O casamento preferido é casar com a filha do tio materno (Anonby e Holbrook 2010.12). Na cerimonia de iniciação os filhos são acoitados e picados com varas para os corrigir e endurecer. Os espíritos ancestrais, os mariwin, homens cobertos de folhas, aramados de varas do palmeiro daratsintuk, e cada vara é usada de uma vez.

Os Matis se relacionam com os Korubo e os Marubo e pouco com os Matsés.
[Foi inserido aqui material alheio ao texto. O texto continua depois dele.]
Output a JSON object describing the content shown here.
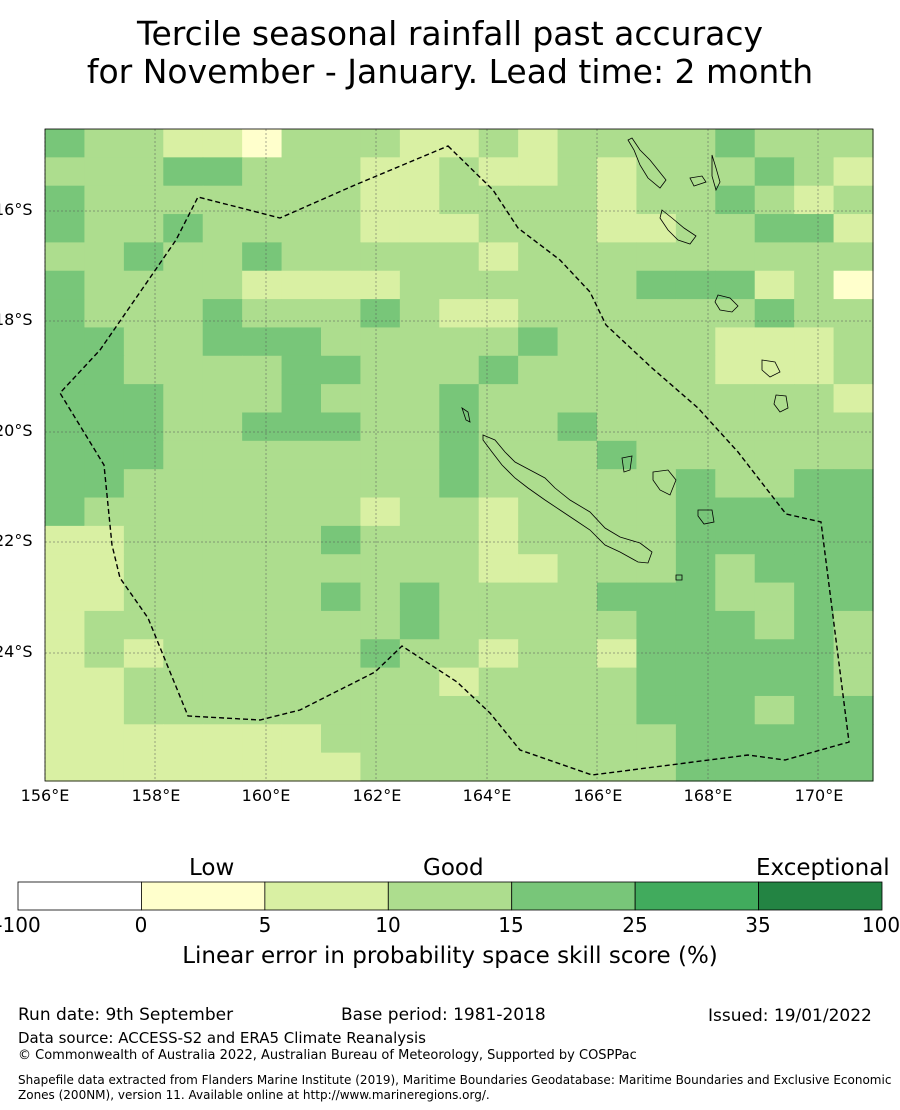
{
  "title_line1": "Tercile seasonal rainfall past accuracy",
  "title_line2": "for November - January. Lead time: 2 month",
  "map": {
    "lat_labels": [
      "16°S",
      "18°S",
      "20°S",
      "22°S",
      "24°S"
    ],
    "lon_labels": [
      "156°E",
      "158°E",
      "160°E",
      "162°E",
      "164°E",
      "166°E",
      "168°E",
      "170°E"
    ],
    "lon_range": [
      155.8,
      171.2
    ],
    "lat_range": [
      -26.5,
      -14.7
    ],
    "boundary_style": "dashed",
    "grid": true
  },
  "colorbar": {
    "categories": [
      "Low",
      "Good",
      "Exceptional"
    ],
    "bounds": [
      "-100",
      "0",
      "5",
      "10",
      "15",
      "25",
      "35",
      "100"
    ],
    "colors": [
      "#ffffff",
      "#ffffcc",
      "#d9f0a3",
      "#addd8e",
      "#78c679",
      "#41ab5d",
      "#238443"
    ],
    "label": "Linear error in probability space skill score (%)"
  },
  "footer": {
    "run_date": "Run date: 9th September",
    "base_period": "Base period: 1981-2018",
    "issued": "Issued: 19/01/2022",
    "data_source": "Data source: ACCESS-S2 and ERA5 Climate Reanalysis",
    "copyright": "© Commonwealth of Australia 2022, Australian Bureau of Meteorology, Supported by COSPPac",
    "shapefile": "Shapefile data extracted from Flanders Marine Institute (2019), Maritime Boundaries Geodatabase: Maritime Boundaries and Exclusive Economic Zones (200NM), version 11. Available online at http://www.marineregions.org/."
  }
}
O Matsés casado com uma Matis, foi acusado de feitiçaria e morto quando pessoas morreram na aldeia (Anonby e Holbrook 2010.12)

Religião: Os líderes e pajés acreditam que tenham uma capacidade chamada sho, que pode conferir bravura ou habilidade em caçar ou transmitir veneno ou doenças aos outros e representada pelo zarabatana. Na sua forma feminina ou ‘doce’ pode ser protetiva. Mas a forma masculina e perigosa é ‘amarga’ e os brancos têm muito disso. Para os Matis contato como os brancos significa o abandono do sho (Hemming 2003.542 e ISA 2008).
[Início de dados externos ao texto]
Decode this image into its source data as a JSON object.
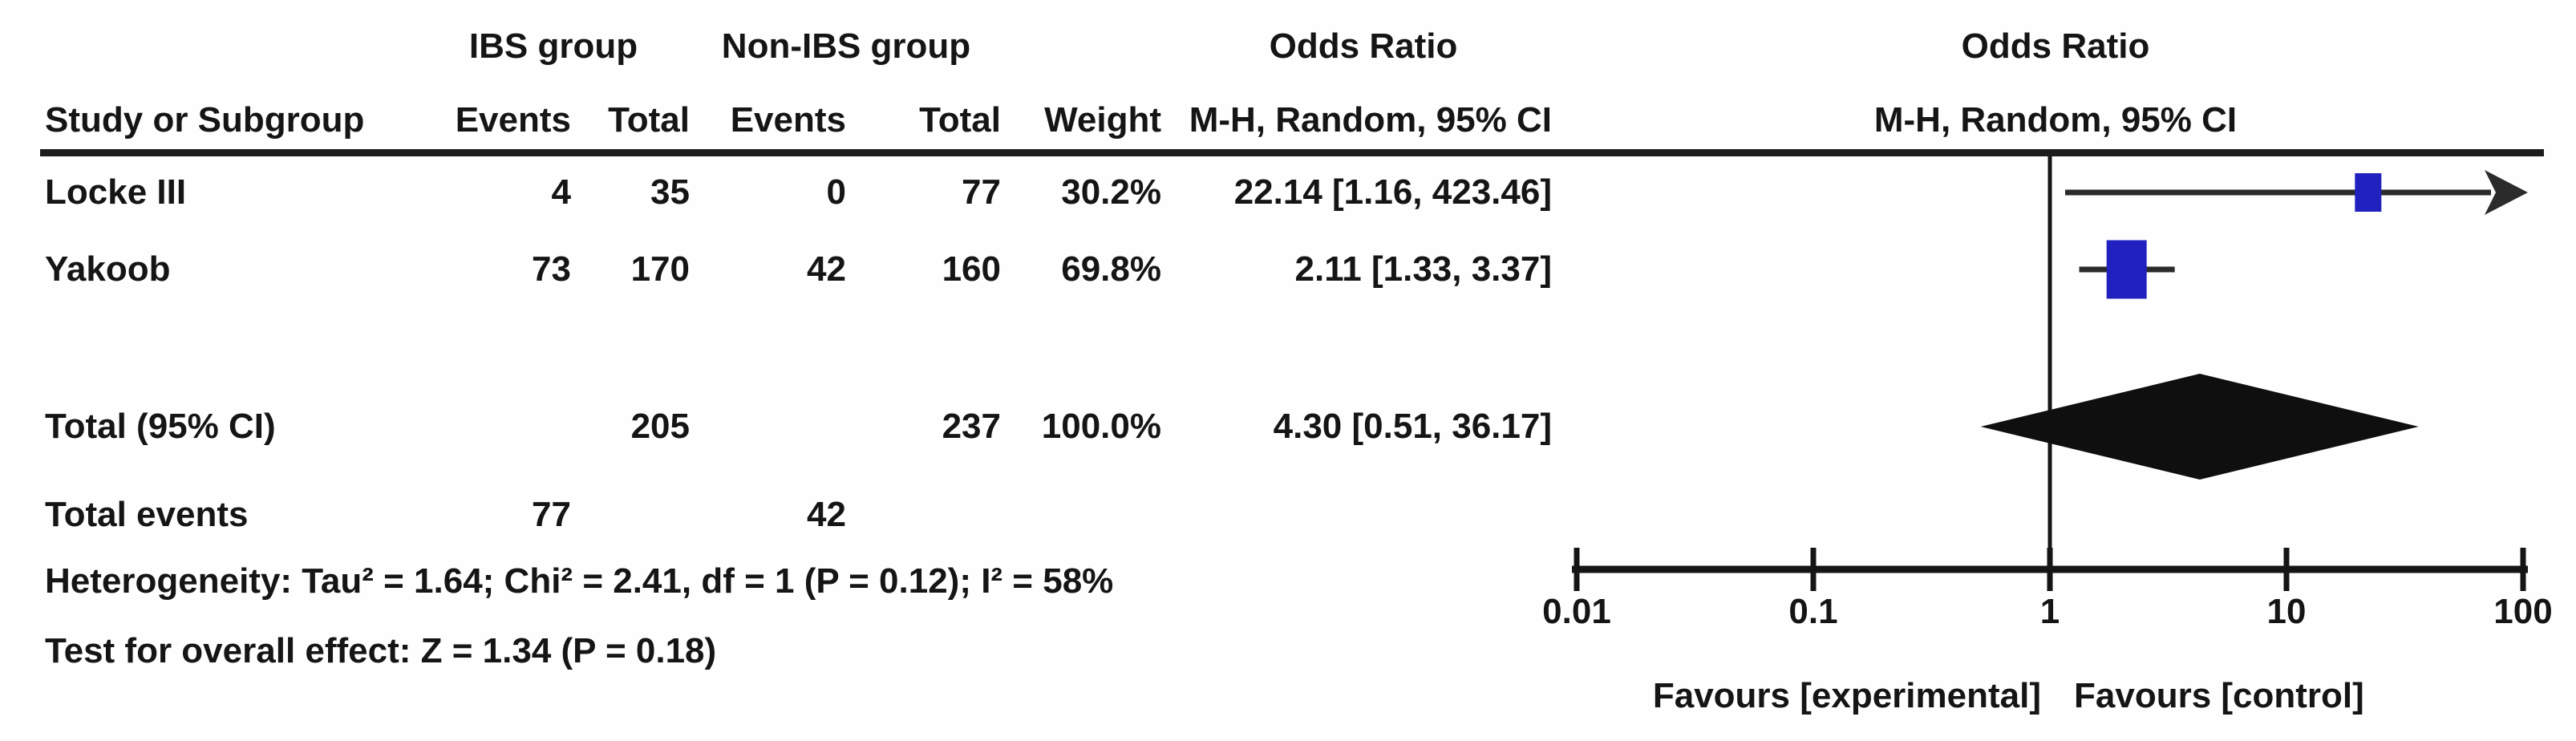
{
  "table": {
    "group1_header": "IBS group",
    "group2_header": "Non-IBS group",
    "or_header_line1": "Odds Ratio",
    "or_header_line2": "M-H, Random, 95% CI",
    "col_study": "Study or Subgroup",
    "col_events": "Events",
    "col_total": "Total",
    "col_weight": "Weight",
    "rows": [
      {
        "study": "Locke III",
        "events1": "4",
        "total1": "35",
        "events2": "0",
        "total2": "77",
        "weight": "30.2%",
        "or_ci": "22.14 [1.16, 423.46]"
      },
      {
        "study": "Yakoob",
        "events1": "73",
        "total1": "170",
        "events2": "42",
        "total2": "160",
        "weight": "69.8%",
        "or_ci": "2.11 [1.33, 3.37]"
      }
    ],
    "total_row": {
      "label": "Total (95% CI)",
      "total1": "205",
      "total2": "237",
      "weight": "100.0%",
      "or_ci": "4.30 [0.51, 36.17]"
    },
    "total_events_row": {
      "label": "Total events",
      "events1": "77",
      "events2": "42"
    },
    "heterogeneity": "Heterogeneity: Tau² = 1.64; Chi² = 2.41, df = 1 (P = 0.12); I² = 58%",
    "overall_effect": "Test for overall effect: Z = 1.34 (P = 0.18)"
  },
  "plot": {
    "header_line1": "Odds Ratio",
    "header_line2": "M-H, Random, 95% CI",
    "favours_left": "Favours [experimental]",
    "favours_right": "Favours [control]",
    "square_color": "#2121c0",
    "line_color": "#2b2b2b",
    "diamond_color": "#0f0f0f",
    "axis_color": "#151515"
  },
  "chart_data": {
    "type": "scatter",
    "subtype": "forest-plot-meta-analysis",
    "effect_measure": "Odds Ratio",
    "method": "M-H, Random, 95% CI",
    "x_scale": "log",
    "x_ticks": [
      0.01,
      0.1,
      1,
      10,
      100
    ],
    "xlim": [
      0.01,
      100
    ],
    "xlabel_left": "Favours [experimental]",
    "xlabel_right": "Favours [control]",
    "studies": [
      {
        "name": "Locke III",
        "events_ibs": 4,
        "total_ibs": 35,
        "events_non_ibs": 0,
        "total_non_ibs": 77,
        "weight_pct": 30.2,
        "or": 22.14,
        "ci_low": 1.16,
        "ci_high": 423.46,
        "ci_exceeds_axis": true
      },
      {
        "name": "Yakoob",
        "events_ibs": 73,
        "total_ibs": 170,
        "events_non_ibs": 42,
        "total_non_ibs": 160,
        "weight_pct": 69.8,
        "or": 2.11,
        "ci_low": 1.33,
        "ci_high": 3.37,
        "ci_exceeds_axis": false
      }
    ],
    "total": {
      "label": "Total (95% CI)",
      "total_ibs": 205,
      "total_non_ibs": 237,
      "weight_pct": 100.0,
      "or": 4.3,
      "ci_low": 0.51,
      "ci_high": 36.17,
      "total_events_ibs": 77,
      "total_events_non_ibs": 42
    },
    "heterogeneity": {
      "tau2": 1.64,
      "chi2": 2.41,
      "df": 1,
      "p": 0.12,
      "i2_pct": 58
    },
    "overall_effect": {
      "z": 1.34,
      "p": 0.18
    }
  }
}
Os mariwin são espíritos ancestrais com o papel de bater nas crianças para as endurecer e disciplinar. Um talo de palmeira é usado para cada criança. Este costume foi abandonado até recentemente. Também quando a colheita demora os Matis fazem uma cerimonia dançando na maloca imitando os animais. Um segundo tipo de mariwin é os put (vermelhos) que são vistos próximos aos vivos nas roças abandonadas. Outros são os negros que moram em buracos nas margens dos rios (ISA 2008).

A cerimonia dos musha dura uns quinze dias e os mariwin, os espíritos ancestrais, aparecem em massa. É um tempo de muita atividade. As mulheres preparam a bebida e os homens cozem a carne moqueada e todos dançam dentro da maloca, imitando os animais. No dia final da festa é feita a tatuagem dos jovens e as jovens que é dolorosa e uma prova de coragem diante dos mariwin. Segue se um tempo de reclusão (ISA 2008).

Os mortos matis são enterrado na posição fetal, envolvidos em suas redes, com seus pertences, na sua posição no chão dentro da maloca. A maloca é abandonada e depois alguns dias queimada.

Comentário: A MNTB tem contato com este povo. Pouco trabalho linguístico tem feito (Anonby e Holbrook 2010.12).

Bibliografia:

  • ANONBY, Stan e HOLBROOK, David J. , 2010, ‘A Survey of the Languages of The Javari River Valley, Brazil’, SIL Electronic Survey Report 2010-003, March 2010, Dallas, Tex: SIL International.
  • DAI/AMTB 2010, ‘Relatório 2010-Etnia Indígenas do Brasil’, Organizador: Ronaldo Lidório, Instituto Antropos –instituto.antropos.com.br.
  • HEMMING, John, 1987, Amazon Frontier-The Defeat of the Brazilian Indians, London: Pan Macmillan.
  • HEMMING, John, 2003, Die If You Must – Brazilian Indians in the Twentieth Century, London; Pan Macmillan.
  • ISA 2008 Equipe de edição da Enciclopédia Povos Indígenas no Brasil, ‘Matis’, Insituto Socioambiental, São Paulo. pib.socioambiental.org/pt/povo/matis.
  • SIL 2009, Lewis, M. Paul (ed), Ethnologue: Languages of the World, Sixteenth Edition. Dallas, Tex: SIL International. Versão on line: www.ethnologue.com.